Thank you, that is very insightful. Can you share some of the challenges you have faced in your career and how you have overcome them?

There are always problems, whether that is complications with patients, workplace conflict, or trying to make sure medical students, residents, and faculty are getting mentorship and progressing on the career path they want. There will be stumbling blocks along the way no matter what. The key to overcoming those challenges is continued perseverance. What has been beneficial for me is this idea of perseverance, to keep working through it and not letting the setbacks define me. Learn why it went wrong, and be persistent in accomplishing what you want to achieve.

Thank you so much for sharing that. My next question is forward-looking—what are your goals and aspirations?

I had three career goals when I started, and I’m pretty close to checking them all off, which really does make me reflect about what’s next. I’ve just recently moved into the roles of Vice Chair of Interventional Affairs and Division Director UAB. My goals and aspirations now are for others in my group and nationally to be successful and then to maybe broaden my impact, not necessarily by the things I do but by providing opportunities and mentorship.

Congratulations on accomplishing your career goals. Can you share how you see IR evolving? What skills do you think will be important for future professionals in IR?

Dr. Mike Darcy gave the Dotter lecture at SIR in 2017, and he had a great, impactful presentation slide.

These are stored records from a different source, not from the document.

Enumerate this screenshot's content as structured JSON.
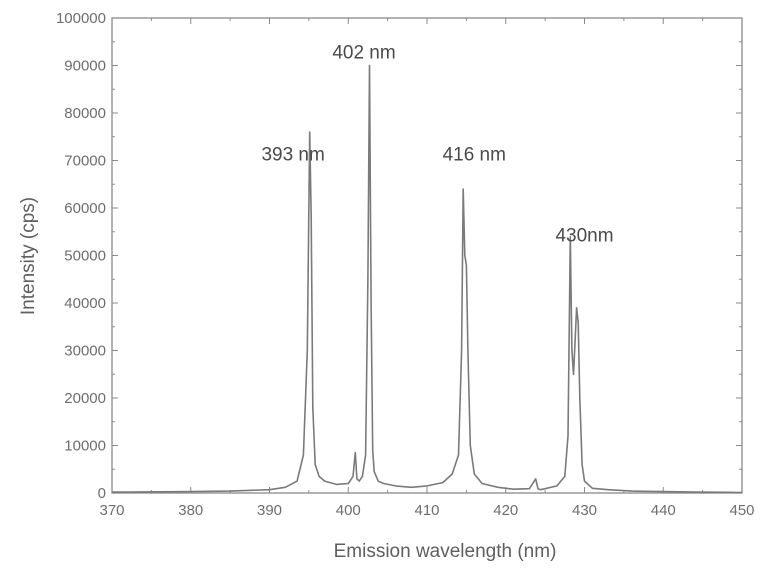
{
  "chart_data": {
    "type": "line",
    "xlabel": "Emission wavelength (nm)",
    "ylabel": "Intensity (cps)",
    "xlim": [
      370,
      450
    ],
    "ylim": [
      0,
      100000
    ],
    "xticks": [
      370,
      380,
      390,
      400,
      410,
      420,
      430,
      440,
      450
    ],
    "yticks": [
      0,
      10000,
      20000,
      30000,
      40000,
      50000,
      60000,
      70000,
      80000,
      90000,
      100000
    ],
    "grid": false,
    "legend": "none",
    "line_color": "#7a7a7a",
    "series": [
      {
        "x": [
          370,
          380,
          385,
          390,
          392,
          393.5,
          394.3,
          394.8,
          395.1,
          395.3,
          395.5,
          395.8,
          396.3,
          397,
          398.5,
          400,
          400.6,
          400.9,
          401.1,
          401.4,
          401.8,
          402.2,
          402.5,
          402.7,
          402.9,
          403.1,
          403.3,
          403.8,
          404.5,
          406,
          408,
          410,
          412,
          413.2,
          414,
          414.4,
          414.6,
          414.8,
          415,
          415.2,
          415.5,
          416,
          417,
          419,
          421,
          423,
          423.8,
          424.1,
          424.4,
          425,
          426.5,
          427.5,
          427.9,
          428.2,
          428.4,
          428.6,
          428.8,
          429.0,
          429.2,
          429.4,
          429.7,
          430,
          431,
          433,
          436,
          440,
          444,
          448,
          450
        ],
        "y": [
          200,
          300,
          400,
          700,
          1200,
          2500,
          8000,
          30000,
          76000,
          58000,
          18000,
          6000,
          3500,
          2500,
          1800,
          2000,
          3500,
          8500,
          3000,
          2500,
          3500,
          8000,
          45000,
          90000,
          40000,
          9000,
          4500,
          2500,
          2000,
          1500,
          1200,
          1500,
          2200,
          4000,
          8000,
          30000,
          64000,
          50000,
          48000,
          30000,
          10000,
          4000,
          2000,
          1200,
          800,
          900,
          3000,
          900,
          700,
          900,
          1500,
          3500,
          12000,
          54000,
          30000,
          25000,
          32000,
          39000,
          36000,
          20000,
          6000,
          2500,
          1000,
          700,
          400,
          300,
          200,
          150,
          100
        ]
      }
    ],
    "annotations": [
      {
        "text": "393 nm",
        "x": 393,
        "y": 70000
      },
      {
        "text": "402 nm",
        "x": 402,
        "y": 91500
      },
      {
        "text": "416 nm",
        "x": 416,
        "y": 70000
      },
      {
        "text": "430nm",
        "x": 430,
        "y": 53000
      }
    ]
  },
  "colors": {
    "axis": "#8a8a8a",
    "text": "#6e6e6e",
    "line": "#7a7a7a"
  }
}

It had a list of procedures he did in fellowship and a list of procedures he was currently doing in his practice. Essentially, there was no overlap between those two lists. That’s the message I try to get across to medical students and trainees. The future of IR will involve continued innovation, new disease processes to apply to our existing technologies, and new technologies to apply to our existing disease processes.

It’s going to continue to grow and evolve over time. The skills people need to be successful are really an ability to adapt and grow throughout their career. It is easy to get caught in a rut of “This is what I’ve always done, this is what I’m comfortable doing.” I think people need to be in a growth mindset where they are eager and willing to take on new challenges and continue to grow. More than anything else, this skill will allow you to be successful going into the future.

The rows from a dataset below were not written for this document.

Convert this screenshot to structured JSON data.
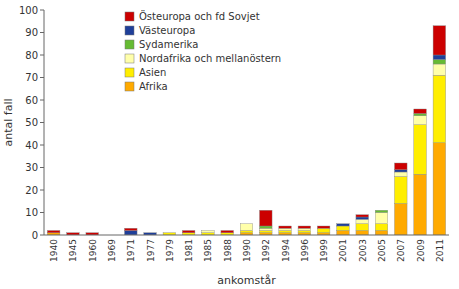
{
  "chart_data": {
    "type": "bar",
    "stacked": true,
    "grid": false,
    "legend": "upper left",
    "xlabel": "ankomstår",
    "ylabel": "antal fall",
    "categories": [
      "1940",
      "1945",
      "1960",
      "1969",
      "1971",
      "1977",
      "1979",
      "1981",
      "1985",
      "1988",
      "1990",
      "1992",
      "1994",
      "1996",
      "1999",
      "2001",
      "2003",
      "2005",
      "2007",
      "2009",
      "2011"
    ],
    "series": [
      {
        "name": "Afrika",
        "color": "#FFAA00",
        "values": [
          1,
          0,
          0,
          0,
          0,
          0,
          0,
          0,
          0,
          0,
          1,
          1,
          1,
          1,
          1,
          2,
          2,
          2,
          14,
          27,
          41
        ]
      },
      {
        "name": "Asien",
        "color": "#FFEE00",
        "values": [
          0,
          0,
          0,
          0,
          0,
          0,
          1,
          1,
          1,
          1,
          1,
          1,
          1,
          1,
          2,
          2,
          3,
          3,
          12,
          22,
          30
        ]
      },
      {
        "name": "Nordafrika och mellanöstern",
        "color": "#FFFFAA",
        "values": [
          0,
          0,
          0,
          0,
          0,
          0,
          0,
          0,
          1,
          0,
          3,
          1,
          1,
          1,
          0,
          0,
          2,
          5,
          2,
          4,
          5
        ]
      },
      {
        "name": "Sydamerika",
        "color": "#66BB33",
        "values": [
          0,
          0,
          0,
          0,
          0,
          0,
          0,
          0,
          0,
          0,
          0,
          1,
          0,
          0,
          0,
          0,
          0,
          1,
          0,
          1,
          2
        ]
      },
      {
        "name": "Västeuropa",
        "color": "#1F3F99",
        "values": [
          0,
          0,
          0,
          0,
          2,
          1,
          0,
          0,
          0,
          0,
          0,
          0,
          0,
          0,
          0,
          1,
          1,
          0,
          1,
          0,
          2
        ]
      },
      {
        "name": "Östeuropa och fd Sovjet",
        "color": "#CC0000",
        "values": [
          1,
          1,
          1,
          0,
          1,
          0,
          0,
          1,
          0,
          1,
          0,
          7,
          1,
          1,
          1,
          0,
          1,
          0,
          3,
          2,
          13
        ]
      }
    ],
    "ylim": [
      0,
      100
    ],
    "yticks": [
      0,
      10,
      20,
      30,
      40,
      50,
      60,
      70,
      80,
      90,
      100
    ]
  }
}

Amazing, thank you for that insight. What are hobbies and activities do you enjoy away from work?

The biggest thing I have tried to do outside of work is to play golf about once a week. It was one of my New Year’s resolutions to get better at playing and play enough rounds to get a certain handicap, which I was able to get. I’ve gotten about as good as I’ll probably get—which isn’t that great, but it’s where it is. I also practice my Spanish, and I feel pretty fluent. My goal last year was to learn French, and I am at a very basic level now.

This year, I’m trying to learn how to play chess as a hobby. I also spend a great deal of time with my daughter after work and after school doing whatever she is doing, and is the one of the things that is most important to me outside of work.

Excellent, you have very interesting hobbies! Thank you for taking the time to speak with me and share your story.